Namun karena si gadis mendapatkan tawaran untuk hijrah ke sebuah kota di Jawa
Tengah.
“Nok, kalau kamu mau
sekolahmu lanjut, Bapak ada kakak di Jawa Tengah. Namanya Pakdhe Byakto. Dia seorang
guru SMA di Purwokerto. Pakdhe dan budhe Byakto itu tidak punya anak. Kalau
kamu mau, Bapak bisa antar kamu ke sana,” Sang bapak menarik nafas dalam-dalam
seolah ingin menelan kembali kata-kata yang sudah dikeluarkannya.
Mendengar kata Jawa
Tengah si gadis langsung mengangguk tanpa berpikir panjang. Yang ada di otaknya
‘Jawa Tengah’ sangat identik dengan pendidikan. Hampir delapan puluh persen
guru-gurunya di Indramayu berasaal dari Jawa Tengah. Impiannya untuk bisa
bersekolah lanjut di Jawa Tengah sudah mampu mengalahkan segalanya. Semua
kehangatan kampung halamannya, kedekatan Ayah dan Ibunya, Kakak dan adiknya,
sekolahnya dan tentunya Erna sahabatnya. Si gadis bertekad untuk merantau ke
Jawa Tengah dan bersekolah di sana. Dia begitu yakin bahwa masa depannya harus
dia rajut di sana.
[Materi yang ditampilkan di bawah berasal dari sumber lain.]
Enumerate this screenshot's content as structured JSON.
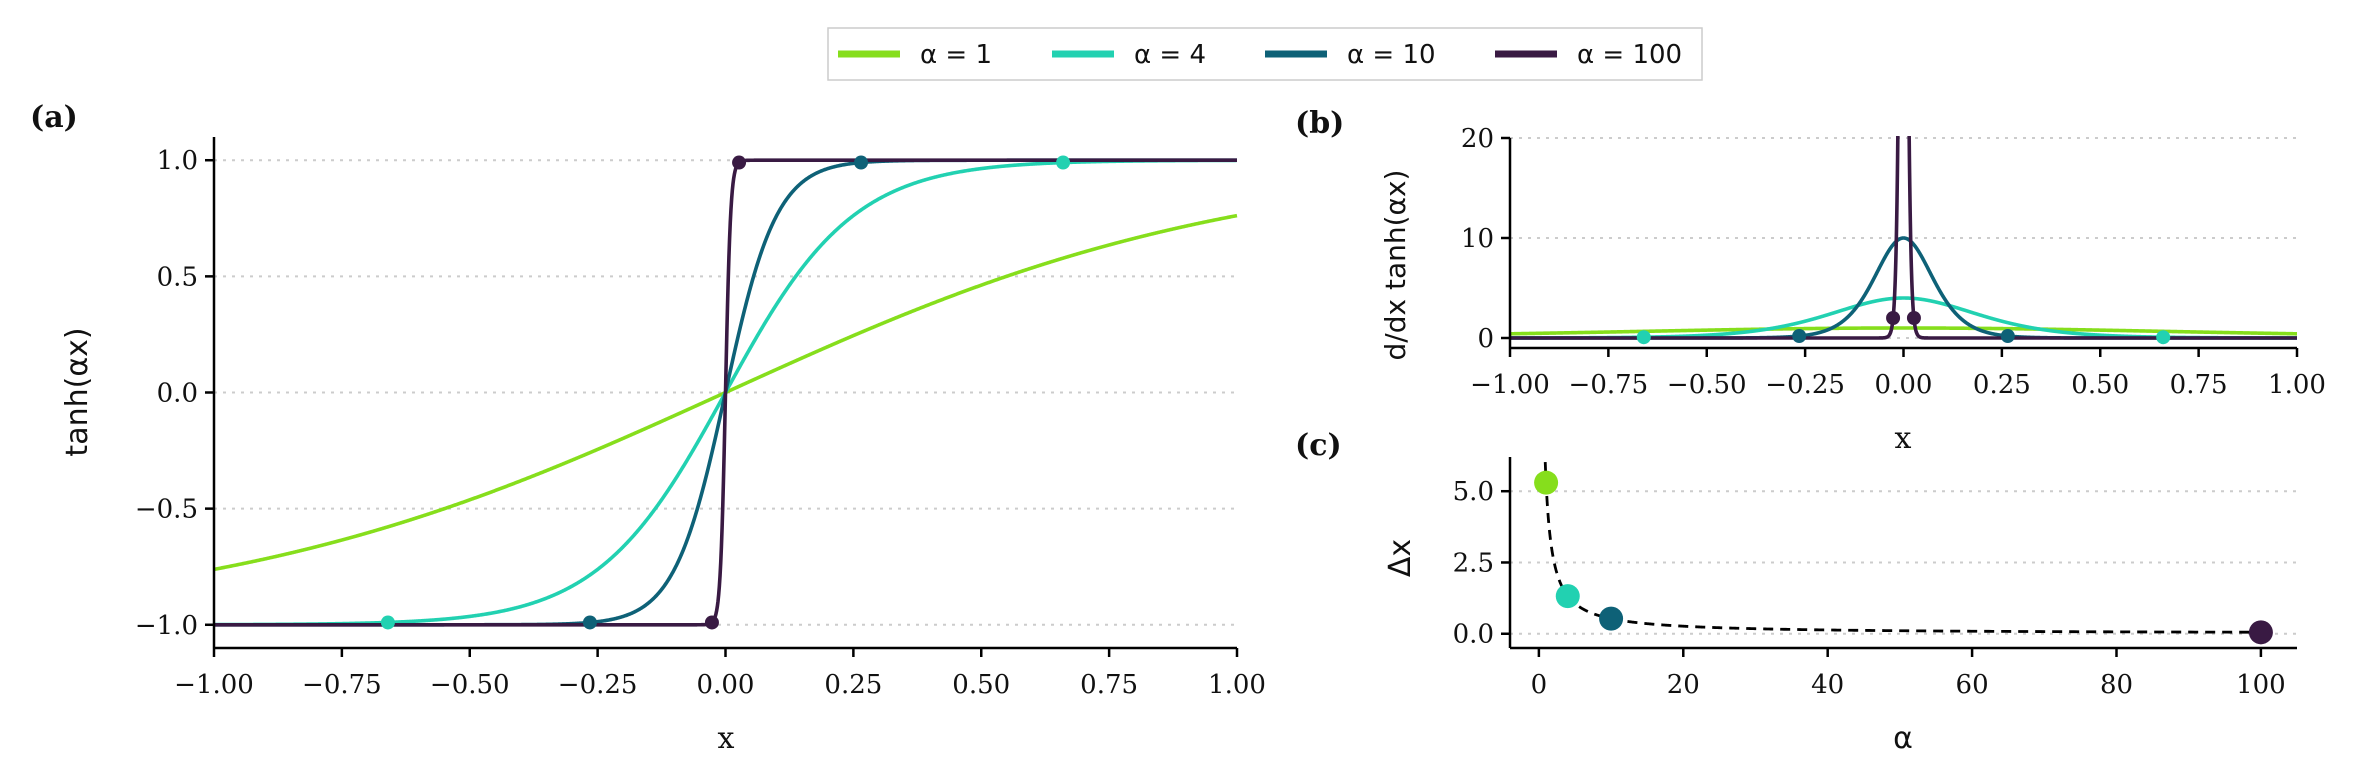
{
  "colors": {
    "a1": "#86de1c",
    "a4": "#22d1b1",
    "a10": "#0e6177",
    "a100": "#391a43"
  },
  "legend": [
    {
      "key": "a1",
      "label": "α = 1"
    },
    {
      "key": "a4",
      "label": "α = 4"
    },
    {
      "key": "a10",
      "label": "α = 10"
    },
    {
      "key": "a100",
      "label": "α = 100"
    }
  ],
  "chart_data": [
    {
      "id": "a",
      "panel_label": "(a)",
      "type": "line",
      "function": "tanh(alpha*x)",
      "xlabel": "x",
      "ylabel": "tanh(αx)",
      "xlim": [
        -1.0,
        1.0
      ],
      "ylim": [
        -1.1,
        1.1
      ],
      "xticks": [
        -1.0,
        -0.75,
        -0.5,
        -0.25,
        0.0,
        0.25,
        0.5,
        0.75,
        1.0
      ],
      "xtick_labels": [
        "−1.00",
        "−0.75",
        "−0.50",
        "−0.25",
        "0.00",
        "0.25",
        "0.50",
        "0.75",
        "1.00"
      ],
      "yticks": [
        -1.0,
        -0.5,
        0.0,
        0.5,
        1.0
      ],
      "ytick_labels": [
        "−1.0",
        "−0.5",
        "0.0",
        "0.5",
        "1.0"
      ],
      "grid": "horizontal dotted",
      "series": [
        {
          "key": "a1",
          "alpha": 1,
          "markers": []
        },
        {
          "key": "a4",
          "alpha": 4,
          "markers": [
            [
              -0.66,
              -0.99
            ],
            [
              0.66,
              0.99
            ]
          ]
        },
        {
          "key": "a10",
          "alpha": 10,
          "markers": [
            [
              -0.265,
              -0.99
            ],
            [
              0.265,
              0.99
            ]
          ]
        },
        {
          "key": "a100",
          "alpha": 100,
          "markers": [
            [
              -0.0265,
              -0.99
            ],
            [
              0.0265,
              0.99
            ]
          ]
        }
      ]
    },
    {
      "id": "b",
      "panel_label": "(b)",
      "type": "line",
      "function": "alpha*(1 - tanh(alpha*x)^2)",
      "xlabel": "x",
      "ylabel": "d/dx tanh(αx)",
      "xlim": [
        -1.0,
        1.0
      ],
      "ylim": [
        -1.0,
        20.0
      ],
      "xticks": [
        -1.0,
        -0.75,
        -0.5,
        -0.25,
        0.0,
        0.25,
        0.5,
        0.75,
        1.0
      ],
      "xtick_labels": [
        "−1.00",
        "−0.75",
        "−0.50",
        "−0.25",
        "0.00",
        "0.25",
        "0.50",
        "0.75",
        "1.00"
      ],
      "yticks": [
        0,
        10,
        20
      ],
      "ytick_labels": [
        "0",
        "10",
        "20"
      ],
      "grid": "horizontal dotted",
      "series": [
        {
          "key": "a1",
          "alpha": 1,
          "markers": []
        },
        {
          "key": "a4",
          "alpha": 4,
          "markers": [
            [
              -0.66,
              0.08
            ],
            [
              0.66,
              0.08
            ]
          ]
        },
        {
          "key": "a10",
          "alpha": 10,
          "markers": [
            [
              -0.265,
              0.2
            ],
            [
              0.265,
              0.2
            ]
          ]
        },
        {
          "key": "a100",
          "alpha": 100,
          "markers": [
            [
              -0.0265,
              2.0
            ],
            [
              0.0265,
              2.0
            ]
          ]
        }
      ]
    },
    {
      "id": "c",
      "panel_label": "(c)",
      "type": "scatter",
      "xlabel": "α",
      "ylabel": "Δx",
      "xlim": [
        -4.0,
        105.0
      ],
      "ylim": [
        -0.5,
        6.2
      ],
      "xticks": [
        0,
        20,
        40,
        60,
        80,
        100
      ],
      "xtick_labels": [
        "0",
        "20",
        "40",
        "60",
        "80",
        "100"
      ],
      "yticks": [
        0.0,
        2.5,
        5.0
      ],
      "ytick_labels": [
        "0.0",
        "2.5",
        "5.0"
      ],
      "grid": "horizontal dotted",
      "curve": {
        "formula": "5.3/alpha",
        "alpha_range": [
          0.88,
          100
        ],
        "style": "dashed",
        "color": "#000000"
      },
      "points": [
        {
          "key": "a1",
          "x": 1,
          "y": 5.3
        },
        {
          "key": "a4",
          "x": 4,
          "y": 1.32
        },
        {
          "key": "a10",
          "x": 10,
          "y": 0.53
        },
        {
          "key": "a100",
          "x": 100,
          "y": 0.05
        }
      ]
    }
  ]
}
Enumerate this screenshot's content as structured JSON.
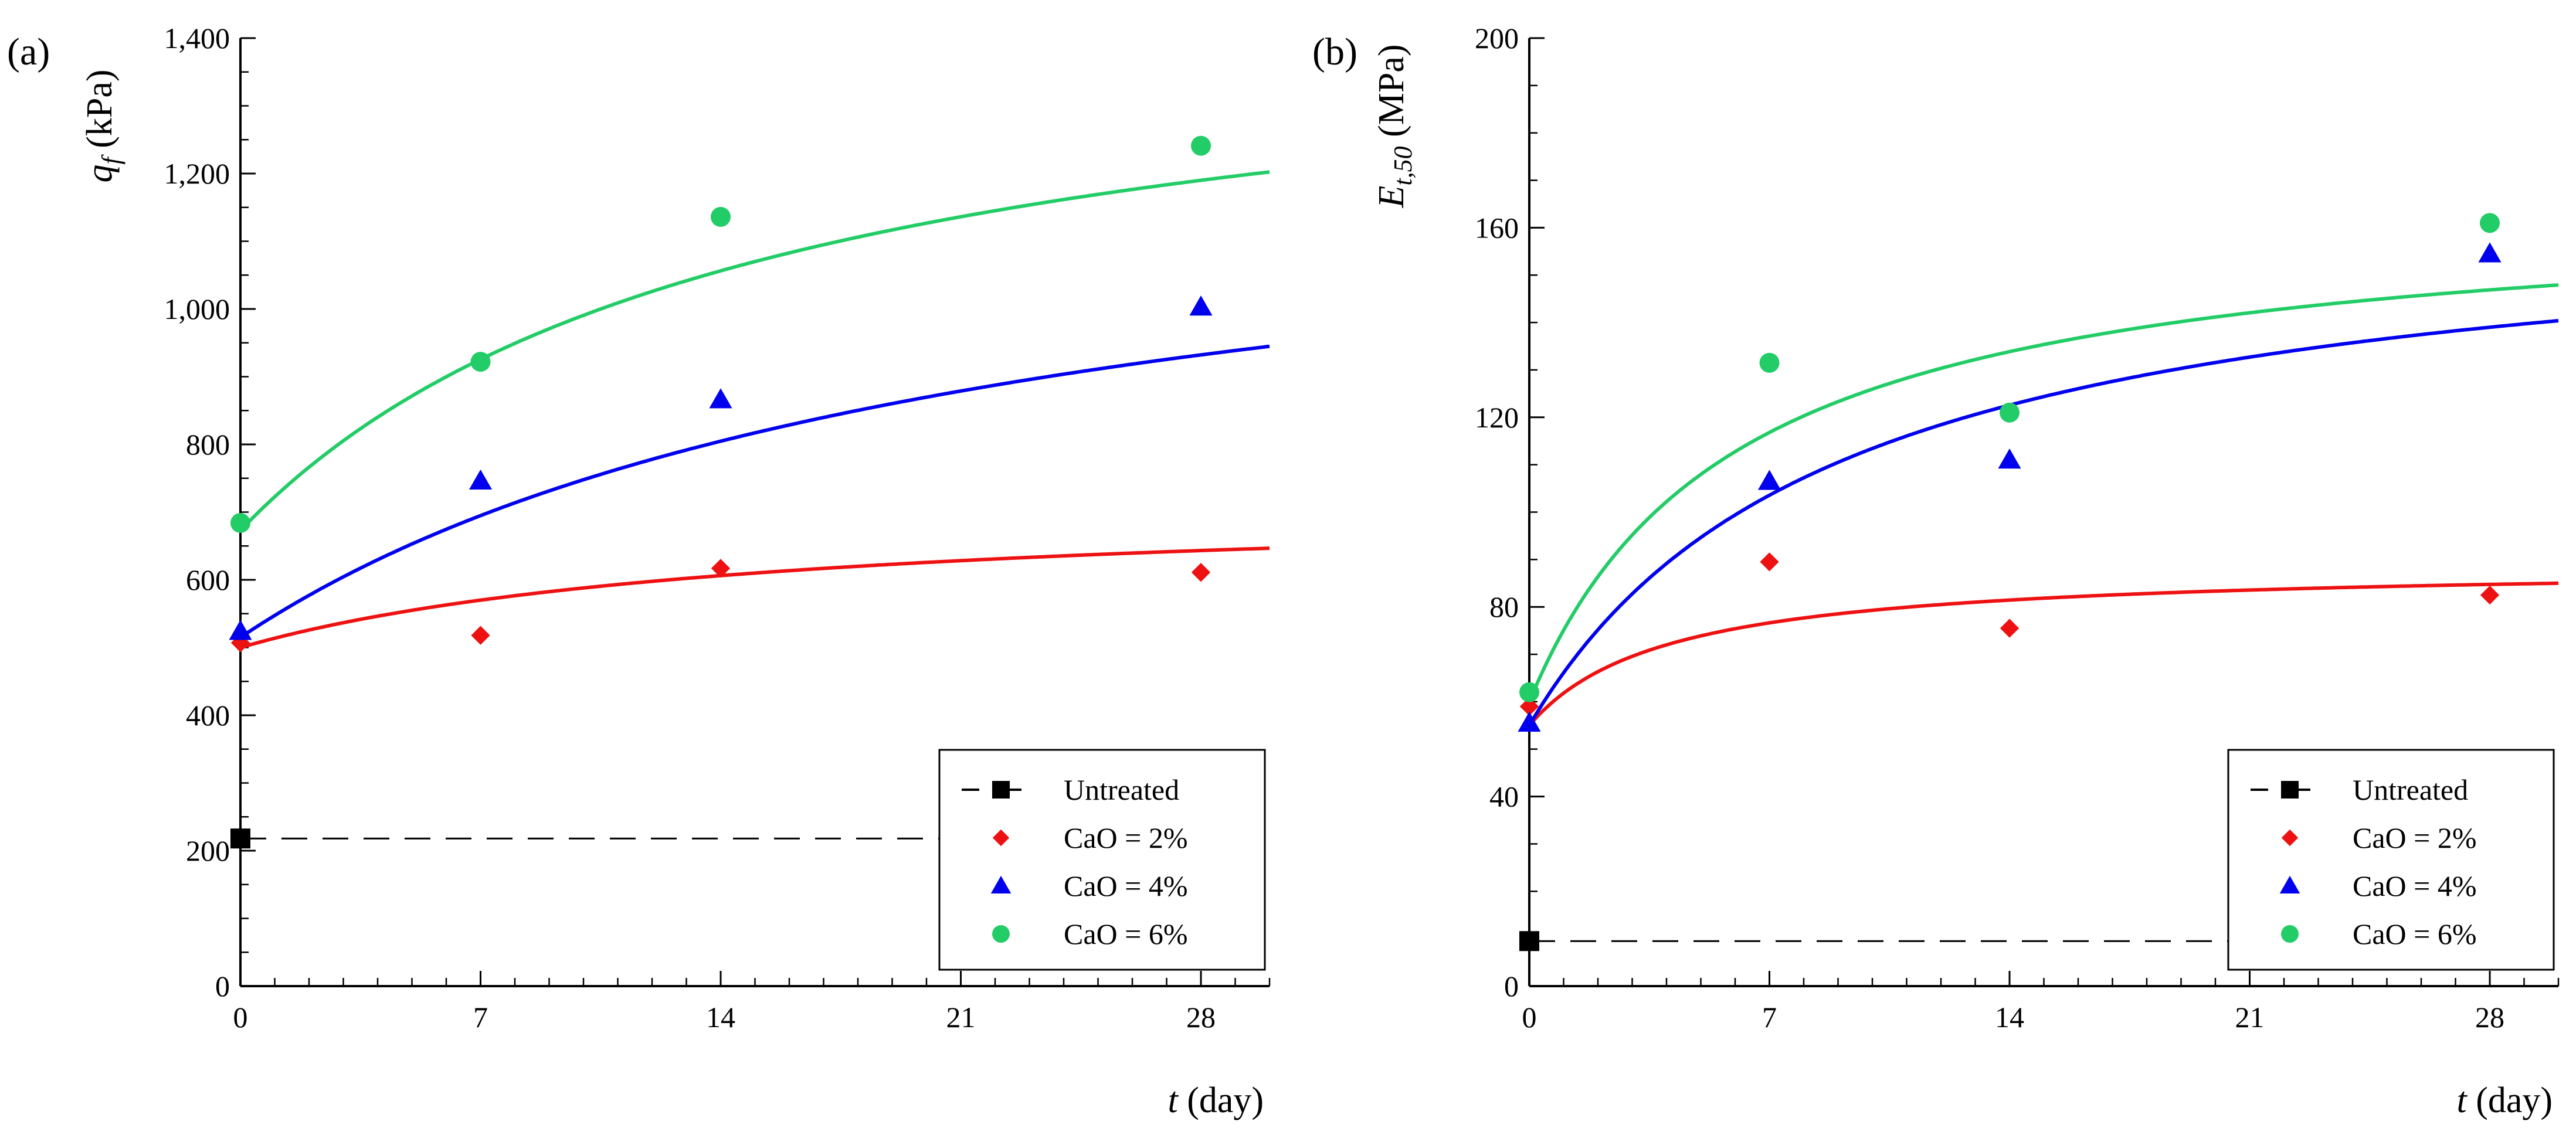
{
  "chart_data": [
    {
      "type": "scatter",
      "panel_label": "(a)",
      "ylabel_symbol": "q",
      "ylabel_sub": "f",
      "ylabel_unit": "(kPa)",
      "xlabel_symbol": "t",
      "xlabel_unit": "(day)",
      "xlim": [
        0,
        30
      ],
      "ylim": [
        0,
        1400
      ],
      "xticks": [
        0,
        7,
        14,
        21,
        28
      ],
      "yticks": [
        0,
        200,
        400,
        600,
        800,
        1000,
        1200,
        1400
      ],
      "ytick_labels": [
        "0",
        "200",
        "400",
        "600",
        "800",
        "1,000",
        "1,200",
        "1,400"
      ],
      "baseline": {
        "name": "Untreated",
        "x": 0,
        "y": 218,
        "line_to_x": 21
      },
      "series": [
        {
          "name": "CaO = 2%",
          "color": "#ee1111",
          "marker": "diamond",
          "x": [
            0,
            7,
            14,
            28
          ],
          "y": [
            507,
            518,
            617,
            611
          ],
          "fit": {
            "y0": 500,
            "ymax": 720,
            "k": 15
          }
        },
        {
          "name": "CaO = 4%",
          "color": "#0000ee",
          "marker": "triangle",
          "x": [
            0,
            7,
            14,
            28
          ],
          "y": [
            524,
            746,
            866,
            1003
          ],
          "fit": {
            "y0": 515,
            "ymax": 1260,
            "k": 22
          }
        },
        {
          "name": "CaO = 6%",
          "color": "#22cc66",
          "marker": "circle",
          "x": [
            0,
            7,
            14,
            28
          ],
          "y": [
            684,
            922,
            1136,
            1241
          ],
          "fit": {
            "y0": 673,
            "ymax": 1467,
            "k": 15
          }
        }
      ],
      "legend": [
        "Untreated",
        "CaO = 2%",
        "CaO = 4%",
        "CaO = 6%"
      ],
      "legend_position": "bottom-right"
    },
    {
      "type": "scatter",
      "panel_label": "(b)",
      "ylabel_symbol": "E",
      "ylabel_sub": "t,50",
      "ylabel_unit": "(MPa)",
      "xlabel_symbol": "t",
      "xlabel_unit": "(day)",
      "xlim": [
        0,
        30
      ],
      "ylim": [
        0,
        200
      ],
      "xticks": [
        0,
        7,
        14,
        21,
        28
      ],
      "yticks": [
        0,
        40,
        80,
        120,
        160,
        200
      ],
      "ytick_labels": [
        "0",
        "40",
        "80",
        "120",
        "160",
        "200"
      ],
      "baseline": {
        "name": "Untreated",
        "x": 0,
        "y": 9.5,
        "line_to_x": 21
      },
      "series": [
        {
          "name": "CaO = 2%",
          "color": "#ee1111",
          "marker": "diamond",
          "x": [
            0,
            7,
            14,
            28
          ],
          "y": [
            59,
            89.5,
            75.5,
            82.5
          ],
          "fit": {
            "y0": 55,
            "ymax": 89,
            "k": 4
          }
        },
        {
          "name": "CaO = 4%",
          "color": "#0000ee",
          "marker": "triangle",
          "x": [
            0,
            7,
            14,
            28
          ],
          "y": [
            55.5,
            106.5,
            111,
            154.5
          ],
          "fit": {
            "y0": 55,
            "ymax": 166,
            "k": 9
          }
        },
        {
          "name": "CaO = 6%",
          "color": "#22cc66",
          "marker": "circle",
          "x": [
            0,
            7,
            14,
            28
          ],
          "y": [
            62,
            131.5,
            121,
            161
          ],
          "fit": {
            "y0": 60,
            "ymax": 165.5,
            "k": 6
          }
        }
      ],
      "legend": [
        "Untreated",
        "CaO = 2%",
        "CaO = 4%",
        "CaO = 6%"
      ],
      "legend_position": "bottom-right"
    }
  ]
}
Aku mau belajar di kota pendidikan di Jawa Tengah itu sudah
menjadi tekadnya kalaupun dia harus mengorbankan perasaannya untuk berpisah
dengan semua orang-orang terdekatnya. Mimpi itu harus dikejar dan
diperjuangkan.
Hingga pada suatu malam
di tengah hujan di mana dia harus menangis sejadi-jadinya karena harus berpisah
dengan sang Bapak yang mengantarkannya ke rumah Pakdhe dan Budhenya yang belum
dia kenal sebelumnya. Jawa Tengah sudah menjadi tempat yang dia cita-citakan
untuk melanjutkan pendidikannya. Deraian air mata dan air hujan menyatu dan
menjadi saksi tekadnya untuk belajar dan meraih cita-cita si gadis kecil itu. Dan, si
gadis pejuang itu kini telah berubah menjadi gadis dewasa yang mandiri, smart dan penuh percaya diri yang sedang duduk sambil berkaca-kaca di sebelahku.